Dans Look Mom I Can Fly, Travis insiste à plusieurs reprises sur l’amour sincère qu’il porte à ceux qui le suivent. Quand il utilise des images de fans enjambant les barrières de l’Astroworld Festival 2019 pour teaser l’édition 2021, le rappeur légitime un comportement qui les met pourtant en danger. En reprenant les codes du punk rock à la sauce mainstream, Travis Scott a donné l’illusion de créer des espaces de liberté où chacun pouvait exprimer sa part de folie. Une telle entreprise n’est pas sans risques, l’effondrement pouvant subvenir à la moindre erreur. C’est ce qu’il s’est passé ce week-end.
La fin de l’utopie
Le texan est dans la séquence la plus difficile de sa carrière. Jusqu’ici habitué aux succès, il fait désormais face à l’échec. Ses premières réactions soulignent bien à quel point la situation est nouvelle pour lui. Sa prise de parole en story Instagram est par exemple loin d’être suffisante. Sous le coup de l’émotion, le rappeur n’a pas réussi à proposer des excuses solennelles à ses fans, en privilégiant un discours confus, loin d’être à la hauteur du moment. Les images de son after party avec Drake dans la foulée du concert sont également troublantes, même s’il maintient ne pas avoir été mis au courant du drame à ce moment-là. Travis Scott ne n’est pas transformé en figure responsable. Il doit pourtant de vraies explications à ses fans, aux autorités, et surtout, aux familles endeuillées.
De son côté, la justice n’attend pas. Plus de 110 plaintes ont déjà été déposées contre le rappeur, Live Nation et Score More. Ce sont des millions de dollars de dommages et intérêts qui leur seront bientôt demandés. Avant-hier, la police de Houston confirmait que seuls la production du festival et Travis Scott lui-même étaient en mesure d’interrompre le show, ce qui n’a pas été fait. L’enquête devrait encore durer plusieurs semaines, si ce n’est plusieurs mois. Pour le rappeur, le futur n’a jamais semblé aussi flou.
À court terme, les marques vont devoir se positionner sur leurs prochaines collaborations avec Travis Scott. Selon Rolling Stone, Dior songerait déjà à annuler la sortie de sa collection Été 2022, conçue avec lui. Les mêmes questions se posent aussi chez Nike, sur le point commercialiser de nouvelles Air Max 1 Cactus Jack mi-décembre. À court-terme, il semble impossible pour une marque d’associer son image à Travis. La sortie de Utopia devrait logiquement être repoussée, le projet étant initialement prévue pour la fin d’année selon Billboard. Une partie du public ne veut d’ailleurs plus le voir sur scène : une pétition opposée à sa venue à Coachella en avril prochain a déjà récolté 40 000 signatures.
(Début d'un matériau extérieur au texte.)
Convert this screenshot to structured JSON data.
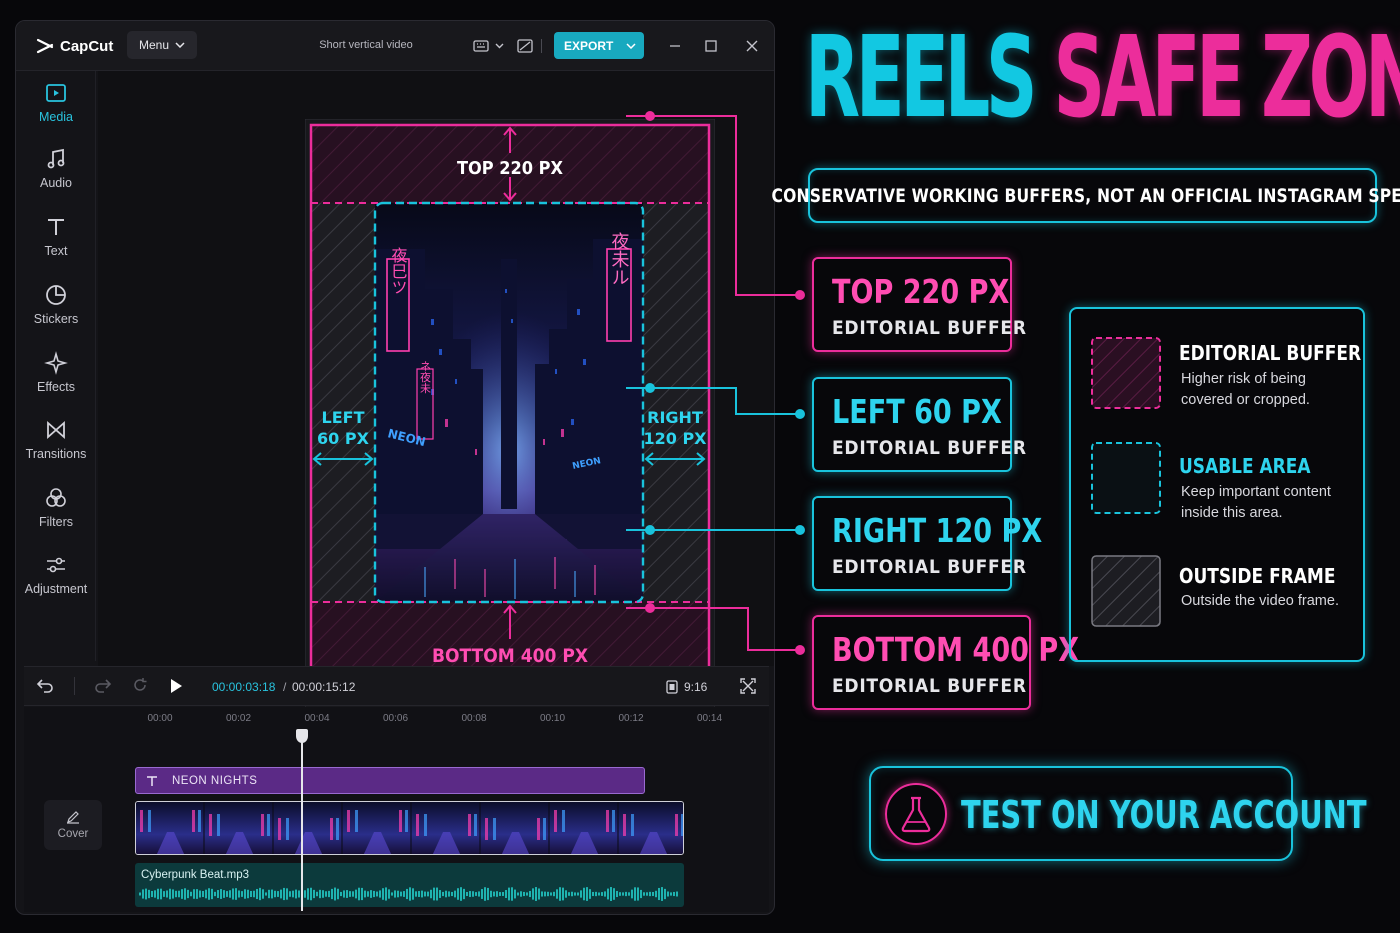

Travis Scott ne peut plus encourager des adolescents en pleine construction à perdre la raison. Il ne peut plus négliger la sécurité de ses concerts. Il ne peut plus susciter une excitation à même de faire basculer un événement dans le chaos. Travis Scott est en partie responsable des incidents de l’Astroworld Festival. Un changement de stature s’impose pour lui permettre d’assumer ses nombreuses erreurs. Sans cela, l’icône sera définitivement déchue.